BLACK THURSDAY
Regardless of what happens with the Holder contempt vote, today will likely be remembered by freedom-loving people as Black Thursday. My response to a reporter a few moments ago: "You may call tyranny a mandate or you may call it a tax, but it still is tyranny and invites the same response."
LATER: The other day I did an interview which will appear, I am told, on Monday. Here is a relevant portion of that which deals with the decision today.
Question: You said in an interview with the Washington Post that a handful of Americans “are armed and are capable of making such resistance possible and perhaps even initiating a civil war.” Would you support a civil war over health care law?
"Initiating a civil war" is a misquote. All of my work has been focused on preventing a civil war by making the clueless understand that one is possible. Their Weltanschauungs prevent it. I'm trying to get them to understand that we are in fact two countries now. We share a common language (most of us) and border, but we disagree on the critical question that the Founders answered with defensive violence against King George's violence -- shall the people serve the government of the government serve the people? Does it matter if we agree on traffic laws or the rules by which our kids play soccer if we disagree on something so fundamental? The health care law carries with its meeching platitudinous promises the hard steel fist of government violence at the center. If we refuse to obey, we will be fined. If we refuse to pay the fine, we will in time be jailed. If we refuse to report meekly to jail, we will be sent for by armed men. And if we refuse their violent invitation at the doorsteps of our own homes we will be killed -- unless we kill them first. It is Nancy Pelosi who first plunked the threat of violence on the table like Goering reaching for his revolver. How should principled, free people react to such threats? I am on record as advocating the right of defensive violence against a tyrannical regime. The Founders would agree. If someone on the street threatens to break into my house and steal my property or kill me, and I tell them, "If you do this, you will be killed," am I the violent one? Or is it merely good manners to warn the miscreant of the probable outcome?
I was once asked by a gun prohibitionist my thoughts on his desire for my disarmament. I began to explain as best I could and he cut me off with an impatient, "Give me the short answer." "Okay," I said after pausing briefly, "If you try to take our firearms we will kill you." He left quickly, muttering oaths about my sanity. Yet you will get the same answer from that other half of the country that such people make no attempt to understand, only deride and name-call. Such ignorance can get a whole lot of people killed. That is the point I'm trying to get across. If the Constitution as crafted by the Founders and the rule of law no longer applies, that is, if we now have the law of the jungle, then my half of the country is far better prepared to live and thrive in that jungle others force into than they are. Another formulation: If the rule of law no longer protects us from government tyranny, it no longer protects that tyranny and its acolytes from us. It is a two-way street and I hope desperately that Nancy Pelosi and her ilk understand that before it is too late.
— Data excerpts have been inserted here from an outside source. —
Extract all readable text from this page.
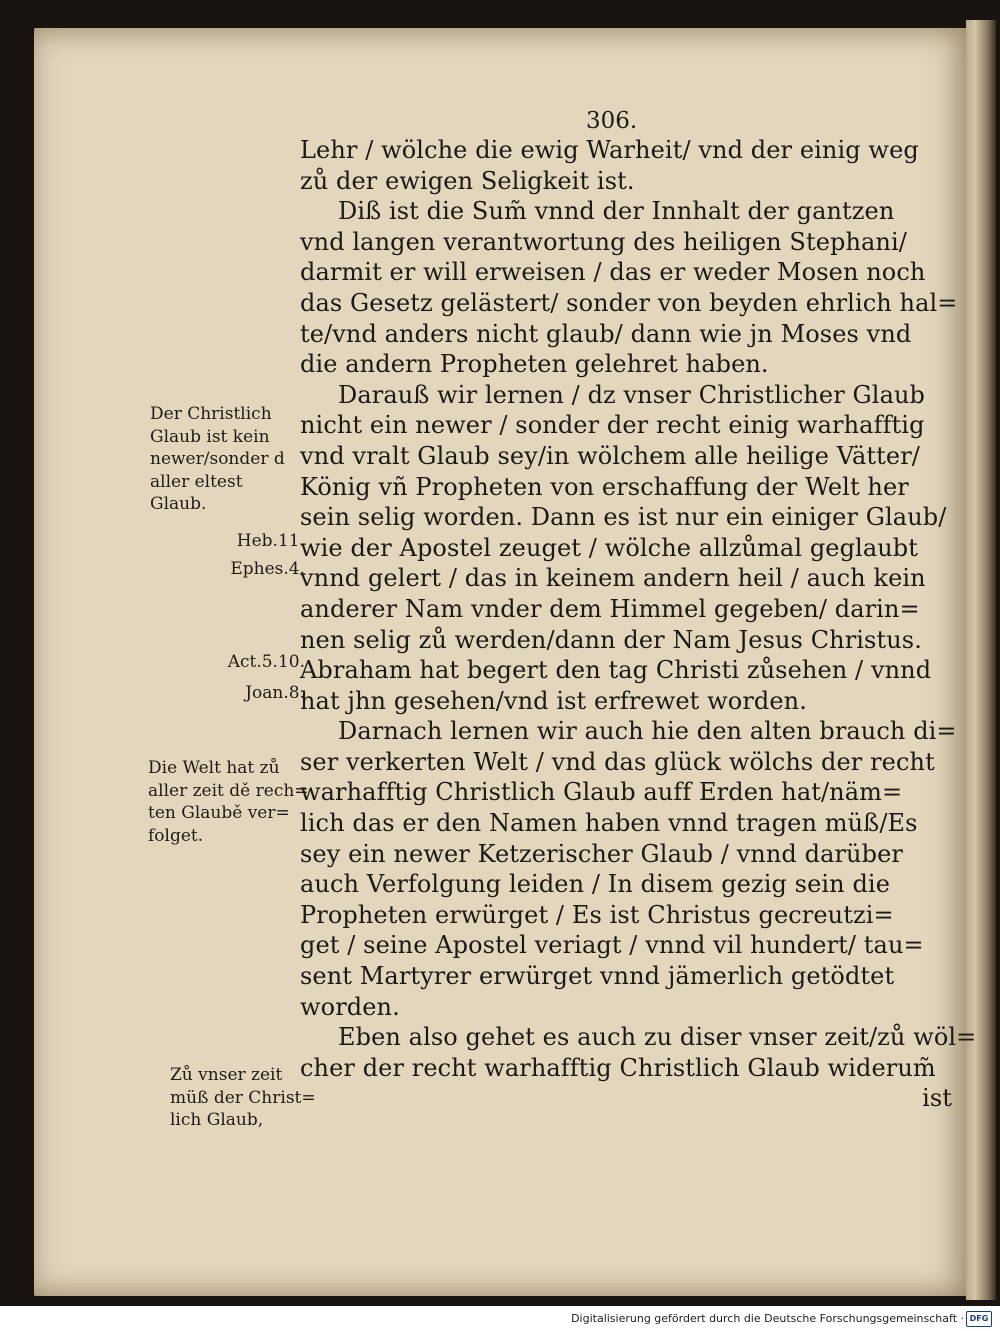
306.
Lehr / wölche die ewig Warheit/ vnd der einig weg
zů der ewigen Seligkeit ist.
Diß ist die Sum̃ vnnd der Innhalt der gantzen
vnd langen verantwortung des heiligen Stephani/
darmit er will erweisen / das er weder Mosen noch
das Gesetz gelästert/ sonder von beyden ehrlich hal=
te/vnd anders nicht glaub/ dann wie jn Moses vnd
die andern Propheten gelehret haben.
Darauß wir lernen / dz vnser Christlicher Glaub
nicht ein newer / sonder der recht einig warhafftig
vnd vralt Glaub sey/in wölchem alle heilige Vätter/
König vñ Propheten von erschaffung der Welt her
sein selig worden. Dann es ist nur ein einiger Glaub/
wie der Apostel zeuget / wölche allzůmal geglaubt
vnnd gelert / das in keinem andern heil / auch kein
anderer Nam vnder dem Himmel gegeben/ darin=
nen selig zů werden/dann der Nam Jesus Christus.
Abraham hat begert den tag Christi zůsehen / vnnd
hat jhn gesehen/vnd ist erfrewet worden.
Darnach lernen wir auch hie den alten brauch di=
ser verkerten Welt / vnd das glück wölchs der recht
warhafftig Christlich Glaub auff Erden hat/näm=
lich das er den Namen haben vnnd tragen müß/Es
sey ein newer Ketzerischer Glaub / vnnd darüber
auch Verfolgung leiden / In disem gezig sein die
Propheten erwürget / Es ist Christus gecreutzi=
get / seine Apostel veriagt / vnnd vil hundert/ tau=
sent Martyrer erwürget vnnd jämerlich getödtet
worden.
Eben also gehet es auch zu diser vnser zeit/zů wöl=
cher der recht warhafftig Christlich Glaub widerum̃
ist
Der Christlich
Glaub ist kein
newer/sonder d
aller eltest
Glaub.
Heb.11.
Ephes.4.
Act.5.10.
Joan.8.
Die Welt hat zů
aller zeit dě rech=
ten Glaubě ver=
folget.
Zů vnser zeit
müß der Christ=
lich Glaub,
Digitalisierung gefördert durch die Deutsche Forschungsgemeinschaft · DFG
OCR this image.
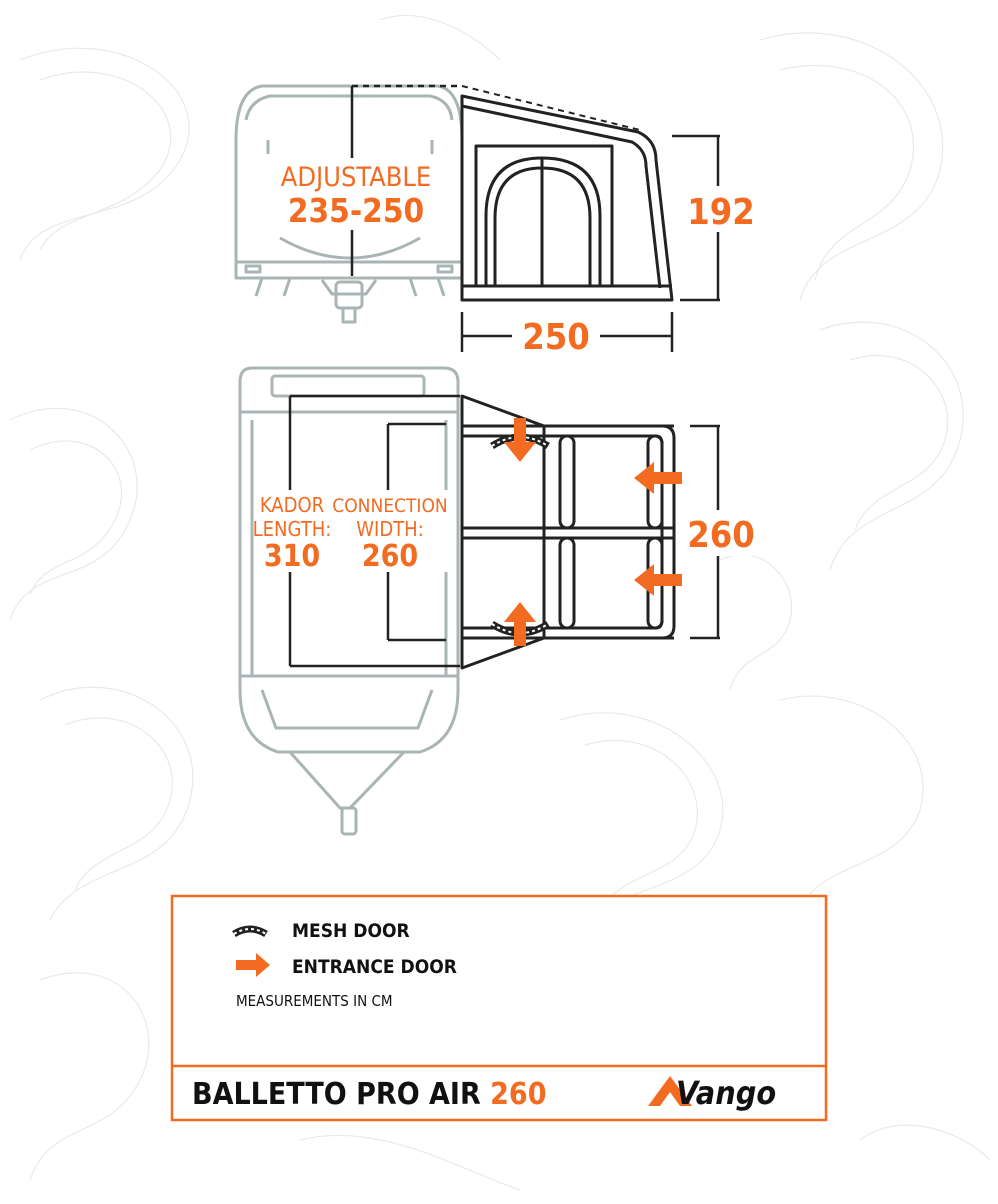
192
250
ADJUSTABLE
235-250
260
KADOR
LENGTH:
310
CONNECTION
WIDTH:
260
MESH DOOR
ENTRANCE DOOR
MEASUREMENTS IN CM
BALLETTO PRO AIR 260	Vango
Question: What are your thoughts about how the Supreme Court will rule on health care Thursday? What do you see as the potential implications of its decision?
See above. If the individual mandate is upheld, me and a few million of my friends will not comply and we will make ourselves so obnoxious in our refusal that sooner or later some government agent is going to try to kill us. Because the one thing a tyrant cannot tolerate is the example of someone being unafraid and saying "No." It's a bad example for the rest of the sheep and might encourage noncompliance. When that happens, you have only to read history to predict the outcome. To believe anything else is to whistle past the graveyard of history.